In fact, Dreamsnake, with its post-apocalyptic setting and young female protagonist, would have fitted comfortably beside Emily Mandel’s Station Eleven and Emmi Itäranta’s Memory of Water on the 2015 Clarke Award shortlist. The novel begins with Snake, a healer, tending to a small sick boy as his parents hover anxiously in the background. The desert surroundings and other factors indicate a nomadic society but crucial indicators of difference complicate our reading of this situation. For a start, in a pattern that will gain significance over the duration of the novel, there are three parents but more immediately striking is the fact that Snake actually uses snakes to heal people. Specifically, she is able to use the rattlesnake and the cobra, which she carries around with her in a special case, to synthesise and inject – through their bites – complex drugs into her patients. She also has a third snake, the rare and mysterious dreamsnake of the title, which she uses as part of the healing process. However, when she leaves her dreamsnake with the small boy to comfort him while she prepares the drugs he needs, his parents become anxious and kill the snake. This action sets up the plot of the novel for Snake either has to return to the healers’ settlement and risk being stripped of her status for losing such a valuable snake or she has to find another one somewhere.

Eventually, she decides she needs to go to Center, a sealed city which still has connections with the offworld colonies from where the dreamsnakes originate. Her arrival there, around about two-thirds of the way through the novel, sets up an interesting contrast in technology. By now we have seen that the nomadic societies and scattered townships through which Snake has travelling are not as primitive as they first appeared. It turns out that Snake herself made her dreamsnake and four others by painstakingly transplanting DNA through a micropipette in the healers’ laboratories; a process that she can no longer repeat due to the arthritis that is a side product of the healers’ own gene fixes. By linking such techniques to non-hierarchical ways of living, McIntyre is claiming science as the ally of progressive politics; a position that was presumably supported by her own background as a geneticist. Significantly, Center turns hostile towards her at exactly the moment she talks approvingly of cloning.

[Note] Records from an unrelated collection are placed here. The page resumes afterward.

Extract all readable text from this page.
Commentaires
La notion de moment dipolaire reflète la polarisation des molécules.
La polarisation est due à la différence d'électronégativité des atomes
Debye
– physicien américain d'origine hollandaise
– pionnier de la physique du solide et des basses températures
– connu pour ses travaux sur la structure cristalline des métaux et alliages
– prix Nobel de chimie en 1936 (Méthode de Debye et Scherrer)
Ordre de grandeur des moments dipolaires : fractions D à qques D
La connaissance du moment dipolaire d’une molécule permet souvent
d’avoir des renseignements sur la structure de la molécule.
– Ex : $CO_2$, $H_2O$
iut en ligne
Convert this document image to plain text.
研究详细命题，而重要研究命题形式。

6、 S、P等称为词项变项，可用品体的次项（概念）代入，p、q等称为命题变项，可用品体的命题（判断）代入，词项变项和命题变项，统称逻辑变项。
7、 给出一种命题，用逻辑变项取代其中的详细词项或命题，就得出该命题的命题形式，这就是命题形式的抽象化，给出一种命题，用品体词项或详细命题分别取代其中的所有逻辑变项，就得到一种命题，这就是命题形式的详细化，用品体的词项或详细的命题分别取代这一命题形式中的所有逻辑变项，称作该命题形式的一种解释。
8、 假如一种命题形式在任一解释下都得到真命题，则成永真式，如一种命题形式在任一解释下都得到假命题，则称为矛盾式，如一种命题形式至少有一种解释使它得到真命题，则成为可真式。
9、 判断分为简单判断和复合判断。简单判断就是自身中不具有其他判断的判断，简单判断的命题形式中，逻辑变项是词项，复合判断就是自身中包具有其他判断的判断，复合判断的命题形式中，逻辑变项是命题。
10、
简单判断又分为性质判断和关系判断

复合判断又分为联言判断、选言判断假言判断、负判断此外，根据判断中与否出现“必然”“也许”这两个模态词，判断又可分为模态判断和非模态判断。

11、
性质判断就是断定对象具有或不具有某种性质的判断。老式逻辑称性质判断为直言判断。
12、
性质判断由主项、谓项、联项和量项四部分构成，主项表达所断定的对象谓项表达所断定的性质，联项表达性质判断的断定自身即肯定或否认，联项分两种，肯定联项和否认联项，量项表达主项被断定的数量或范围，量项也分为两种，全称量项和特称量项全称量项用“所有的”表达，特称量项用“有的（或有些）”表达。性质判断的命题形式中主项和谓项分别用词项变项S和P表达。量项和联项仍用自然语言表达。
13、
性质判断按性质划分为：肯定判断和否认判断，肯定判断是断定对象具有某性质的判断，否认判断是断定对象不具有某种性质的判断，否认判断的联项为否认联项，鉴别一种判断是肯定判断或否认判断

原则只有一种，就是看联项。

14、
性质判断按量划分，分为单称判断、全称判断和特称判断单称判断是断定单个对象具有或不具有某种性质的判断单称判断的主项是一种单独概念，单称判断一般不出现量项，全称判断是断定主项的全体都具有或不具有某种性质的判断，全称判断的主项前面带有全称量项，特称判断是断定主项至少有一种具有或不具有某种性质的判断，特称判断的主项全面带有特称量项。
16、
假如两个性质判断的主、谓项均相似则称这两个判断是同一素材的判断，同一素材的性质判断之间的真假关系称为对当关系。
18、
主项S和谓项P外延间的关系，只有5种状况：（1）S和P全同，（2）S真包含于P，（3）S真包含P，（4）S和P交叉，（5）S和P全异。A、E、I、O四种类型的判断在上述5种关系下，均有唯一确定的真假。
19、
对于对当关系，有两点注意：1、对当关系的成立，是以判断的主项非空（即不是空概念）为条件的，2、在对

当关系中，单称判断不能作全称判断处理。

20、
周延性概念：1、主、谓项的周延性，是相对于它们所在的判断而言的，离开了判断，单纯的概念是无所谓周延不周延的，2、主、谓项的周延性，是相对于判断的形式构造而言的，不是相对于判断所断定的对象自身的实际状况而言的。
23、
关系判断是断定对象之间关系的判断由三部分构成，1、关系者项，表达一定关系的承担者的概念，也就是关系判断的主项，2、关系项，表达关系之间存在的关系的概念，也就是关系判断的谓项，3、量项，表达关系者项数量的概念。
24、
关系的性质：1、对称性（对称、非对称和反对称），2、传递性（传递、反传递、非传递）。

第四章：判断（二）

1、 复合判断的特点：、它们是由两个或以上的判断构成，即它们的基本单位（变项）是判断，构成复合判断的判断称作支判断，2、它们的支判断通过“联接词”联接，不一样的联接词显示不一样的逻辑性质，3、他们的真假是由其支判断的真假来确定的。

If this belief in science suggests 1970s optimism rather than twenty-first century pessimism, then it should also be considered that the science McIntyre privileges is definitely not instrumental. The world she depicts is one where all humans can learn to exercise control over their own bodily processes: ‘biocontrol’. Crucially to the generally egalitarian nature of the societies McIntyre depicts, it is considered to be men’s responsibility to ensure contraception through biocontrol of the temperature in their testes. This key social norm is supported by an even more fundamental one: the necessity for consent in all human interactions. Snake wouldn’t even heal someone who didn’t consent to it, let alone have sex with them. It is this relevant and timely principle, rather than its historical status, that makes Dreamsnake demand to be read today.

Author: Nick Hubble

I am an academic, writer and reviewer, who lives in Aberystwyth. I work on twentieth and twenty-first century literary culture and its importance within political and social contexts, as well as on social change more broadly. My books include Mass Observation and Everyday Life (2006) and The Proletarian Answer to the Modernist Question (2017). I have written articles and/or reviews for Jacobin, Tribune, the LA Review of Books, Strange Horizons, Vector, ParSec and the BSFA Review.